In order to avoid any appearance of impropriety or perception that a physician’s ability to independently make decisions regarding the care of the patient has been compromised, we will henceforth strictly adhere to these following guidelines (“our ten commandments”):
1. Industry is strongly encouraged to support educational activities to increase knowledge and the skills necessary to improve patient care through the American Society for Surgery of the Hand (ASSH).
2. Industry is strongly encouraged to provide support for research through the American Foundation for Surgery of the Hand (AFSH). The subject and content of the research will be determined by the ASSH/AFSH. Corporations will not control the content of supported research.
3. The ASSH/AFSH will clearly define research programs and methods of selection of topics and researchers receiving donated funds. The AFSH will provide annual updates to donors on the use of those funds.
4. Physicians will be consulted and involved in the development and design of new products as deemed necessary by the device company following a comprehensive review of the specific project requirements as well as the physicians’ credentials, qualifications and expertise on the subject matter by the company.
5. Consulting and design activities will be reimbursed by industry at a fair market value on a per-activity or per-time basis. No ASSH members will accept gifts, funding for companion travel, sponsorship of recreational activity, entertainment, or sports events.
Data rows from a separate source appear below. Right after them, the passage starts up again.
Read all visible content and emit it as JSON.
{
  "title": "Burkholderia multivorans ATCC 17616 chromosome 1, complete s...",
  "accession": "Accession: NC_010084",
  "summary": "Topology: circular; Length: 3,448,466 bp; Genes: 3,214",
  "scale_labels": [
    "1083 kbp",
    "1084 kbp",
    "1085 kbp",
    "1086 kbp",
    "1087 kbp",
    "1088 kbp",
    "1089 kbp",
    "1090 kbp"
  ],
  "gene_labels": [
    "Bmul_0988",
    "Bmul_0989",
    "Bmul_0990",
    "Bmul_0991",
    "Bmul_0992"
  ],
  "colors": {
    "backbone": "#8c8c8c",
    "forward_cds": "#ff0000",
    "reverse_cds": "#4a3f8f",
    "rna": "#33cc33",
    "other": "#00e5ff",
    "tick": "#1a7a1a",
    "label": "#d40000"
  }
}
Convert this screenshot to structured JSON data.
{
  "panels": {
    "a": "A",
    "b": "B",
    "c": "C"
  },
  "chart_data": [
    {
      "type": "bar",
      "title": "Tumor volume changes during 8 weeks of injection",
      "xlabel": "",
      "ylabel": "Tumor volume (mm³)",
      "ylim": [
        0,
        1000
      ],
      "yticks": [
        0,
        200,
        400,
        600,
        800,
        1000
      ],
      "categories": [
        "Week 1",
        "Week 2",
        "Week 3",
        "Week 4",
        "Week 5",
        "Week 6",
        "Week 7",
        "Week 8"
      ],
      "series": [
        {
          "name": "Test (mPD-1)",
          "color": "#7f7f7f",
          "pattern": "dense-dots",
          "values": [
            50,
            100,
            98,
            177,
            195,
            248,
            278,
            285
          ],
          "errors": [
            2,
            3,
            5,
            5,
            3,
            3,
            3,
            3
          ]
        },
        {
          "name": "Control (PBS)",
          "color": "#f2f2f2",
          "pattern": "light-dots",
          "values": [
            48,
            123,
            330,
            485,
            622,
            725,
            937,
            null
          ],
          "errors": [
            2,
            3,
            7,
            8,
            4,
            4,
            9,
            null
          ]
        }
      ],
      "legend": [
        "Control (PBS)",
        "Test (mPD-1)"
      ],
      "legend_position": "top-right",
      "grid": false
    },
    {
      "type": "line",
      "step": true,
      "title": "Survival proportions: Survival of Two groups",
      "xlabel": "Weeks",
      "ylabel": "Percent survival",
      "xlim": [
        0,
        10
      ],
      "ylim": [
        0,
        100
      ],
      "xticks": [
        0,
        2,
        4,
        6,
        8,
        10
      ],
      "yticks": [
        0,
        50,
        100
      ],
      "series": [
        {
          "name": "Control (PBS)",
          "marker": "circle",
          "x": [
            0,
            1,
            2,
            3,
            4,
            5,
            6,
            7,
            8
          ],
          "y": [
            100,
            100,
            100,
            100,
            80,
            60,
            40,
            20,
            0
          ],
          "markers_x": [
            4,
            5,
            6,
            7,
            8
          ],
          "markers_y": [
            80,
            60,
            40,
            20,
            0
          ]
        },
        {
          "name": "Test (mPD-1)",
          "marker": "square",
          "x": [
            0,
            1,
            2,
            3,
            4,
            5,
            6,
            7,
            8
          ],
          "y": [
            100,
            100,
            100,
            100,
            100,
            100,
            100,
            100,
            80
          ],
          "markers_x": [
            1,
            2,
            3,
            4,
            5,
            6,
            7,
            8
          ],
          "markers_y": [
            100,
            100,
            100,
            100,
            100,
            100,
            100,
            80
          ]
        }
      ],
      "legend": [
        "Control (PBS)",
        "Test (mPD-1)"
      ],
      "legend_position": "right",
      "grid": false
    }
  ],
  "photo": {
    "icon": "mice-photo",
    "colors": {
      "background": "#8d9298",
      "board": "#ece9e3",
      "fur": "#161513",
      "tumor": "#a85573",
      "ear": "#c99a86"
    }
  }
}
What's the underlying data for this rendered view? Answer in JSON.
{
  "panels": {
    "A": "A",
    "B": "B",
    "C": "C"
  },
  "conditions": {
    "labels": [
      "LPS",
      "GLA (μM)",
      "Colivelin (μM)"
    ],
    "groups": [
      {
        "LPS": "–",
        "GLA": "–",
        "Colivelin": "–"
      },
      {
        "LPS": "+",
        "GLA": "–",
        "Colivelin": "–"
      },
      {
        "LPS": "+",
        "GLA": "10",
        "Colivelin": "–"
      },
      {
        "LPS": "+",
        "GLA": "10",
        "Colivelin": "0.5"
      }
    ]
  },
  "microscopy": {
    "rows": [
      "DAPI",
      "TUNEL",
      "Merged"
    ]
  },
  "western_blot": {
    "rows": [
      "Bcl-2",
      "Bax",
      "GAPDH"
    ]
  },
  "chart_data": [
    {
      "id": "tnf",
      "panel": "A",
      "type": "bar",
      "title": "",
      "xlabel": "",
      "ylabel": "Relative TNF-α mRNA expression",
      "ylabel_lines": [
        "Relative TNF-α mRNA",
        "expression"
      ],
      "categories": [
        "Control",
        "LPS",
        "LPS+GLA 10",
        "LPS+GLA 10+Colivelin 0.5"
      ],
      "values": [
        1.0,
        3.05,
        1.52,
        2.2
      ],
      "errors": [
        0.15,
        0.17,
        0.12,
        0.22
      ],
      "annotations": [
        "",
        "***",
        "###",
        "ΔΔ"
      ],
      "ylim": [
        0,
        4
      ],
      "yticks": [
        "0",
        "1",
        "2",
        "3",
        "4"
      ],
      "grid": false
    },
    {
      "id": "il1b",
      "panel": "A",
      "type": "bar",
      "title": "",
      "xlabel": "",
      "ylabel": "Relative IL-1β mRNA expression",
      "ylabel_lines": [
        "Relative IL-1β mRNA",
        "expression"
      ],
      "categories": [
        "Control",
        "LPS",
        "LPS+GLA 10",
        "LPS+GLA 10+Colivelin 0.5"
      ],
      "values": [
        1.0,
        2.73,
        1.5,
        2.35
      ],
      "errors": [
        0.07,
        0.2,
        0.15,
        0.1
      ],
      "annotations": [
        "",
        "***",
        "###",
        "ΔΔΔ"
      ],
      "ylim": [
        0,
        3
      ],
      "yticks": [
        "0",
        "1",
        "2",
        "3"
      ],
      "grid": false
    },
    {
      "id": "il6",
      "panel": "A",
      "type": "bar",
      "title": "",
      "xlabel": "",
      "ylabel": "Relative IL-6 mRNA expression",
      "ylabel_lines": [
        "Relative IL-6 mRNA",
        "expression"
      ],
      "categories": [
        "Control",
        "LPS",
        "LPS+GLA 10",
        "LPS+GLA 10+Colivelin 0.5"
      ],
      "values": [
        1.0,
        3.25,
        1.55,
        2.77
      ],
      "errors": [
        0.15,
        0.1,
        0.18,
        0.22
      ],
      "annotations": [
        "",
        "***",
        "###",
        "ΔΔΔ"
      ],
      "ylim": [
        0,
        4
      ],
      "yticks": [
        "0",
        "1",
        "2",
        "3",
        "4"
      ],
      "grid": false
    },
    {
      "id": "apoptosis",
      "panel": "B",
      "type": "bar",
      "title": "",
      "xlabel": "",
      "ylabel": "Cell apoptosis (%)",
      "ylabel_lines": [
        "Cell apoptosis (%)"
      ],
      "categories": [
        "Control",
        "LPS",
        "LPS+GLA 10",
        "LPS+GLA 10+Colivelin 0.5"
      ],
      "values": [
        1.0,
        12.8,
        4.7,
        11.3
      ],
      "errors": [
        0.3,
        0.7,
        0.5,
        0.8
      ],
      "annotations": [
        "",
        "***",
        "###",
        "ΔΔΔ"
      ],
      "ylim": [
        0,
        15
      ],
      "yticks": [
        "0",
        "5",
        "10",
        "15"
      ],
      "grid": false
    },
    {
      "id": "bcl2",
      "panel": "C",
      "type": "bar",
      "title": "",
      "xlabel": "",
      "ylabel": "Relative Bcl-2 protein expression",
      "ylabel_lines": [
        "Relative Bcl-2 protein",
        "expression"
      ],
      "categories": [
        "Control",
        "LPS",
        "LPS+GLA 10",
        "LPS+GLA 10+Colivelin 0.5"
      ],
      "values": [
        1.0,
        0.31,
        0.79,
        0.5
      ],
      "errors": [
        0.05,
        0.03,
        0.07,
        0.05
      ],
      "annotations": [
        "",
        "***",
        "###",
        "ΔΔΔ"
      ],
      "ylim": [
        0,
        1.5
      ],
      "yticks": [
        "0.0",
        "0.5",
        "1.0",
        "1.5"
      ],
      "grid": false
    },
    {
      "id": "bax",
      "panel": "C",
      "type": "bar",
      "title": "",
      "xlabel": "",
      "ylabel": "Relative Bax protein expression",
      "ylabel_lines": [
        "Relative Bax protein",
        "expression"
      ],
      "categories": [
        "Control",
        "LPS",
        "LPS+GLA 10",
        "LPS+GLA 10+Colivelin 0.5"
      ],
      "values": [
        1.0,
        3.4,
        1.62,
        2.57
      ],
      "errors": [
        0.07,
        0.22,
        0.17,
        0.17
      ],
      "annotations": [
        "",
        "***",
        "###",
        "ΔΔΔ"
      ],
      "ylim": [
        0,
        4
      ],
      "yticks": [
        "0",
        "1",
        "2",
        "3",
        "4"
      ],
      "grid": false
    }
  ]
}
6. ASSH Members and industry will be parties to explicit contracts regarding the scope of service and reimbursement for service.
7. ASSH members will not demand or accept unreasonable reimbursement for travel, meals, and lodging, for being involved in an educational activity.
8. All funding to support education and research will be controlled by the ASSH and the AFSH.
9. Companies will not influence the control of educational or research activities.
10. All relationships will be disclosed and readily available to the public.
The Corporate Advisory Council of the American Society for Surgery of the Hand will be an ongoing dynamic body dedicated to ensure the ASSH mission of improving patient care through the enhancement of education and research and the development of new technology.
About Hand Surgeons
Hand surgeons have received specialized additional training in the treatment of hand problems in addition to their board certified specialty training in orthopedic surgery, plastic surgery, or general surgery. To become members of the American Society for Surgery of the Hand, hand surgeons must have completed a full year of such additional training and must pass a rigorous certifying examination. Many hand surgeons also have expertise with problems of the elbow, arm, and shoulder. Some hand surgeons treat only children, some treat only adults, and some treat both. Common problems treated include carpal tunnel syndrome, tennis elbow, wrist pain, sports injuries of the hand and wrist, fractures of the hand, wrist, and forearm, and trigger fingers. Other problems treated by hand surgeons include arthritis, nerve and tendon injuries, and congenital limb differences (birth defects). Not all problems treated by a hand surgeon need surgery. Hand surgeons often recommend non-surgical treatments, such as medication, splints, therapy, and injections. Hand surgeons are specialists devoted to hand care.
About the ASSH
The mission of the American Society for Surgery of the Hand (ASSH) is to advance the science and practice of hand surgery through education, research and advocacy on behalf of patients and practitioners. Founded in 1946, the American Society for Surgery of the Hand is the oldest medical specialty society in the United States devoted entirely to continuing medical education related to hand surgery.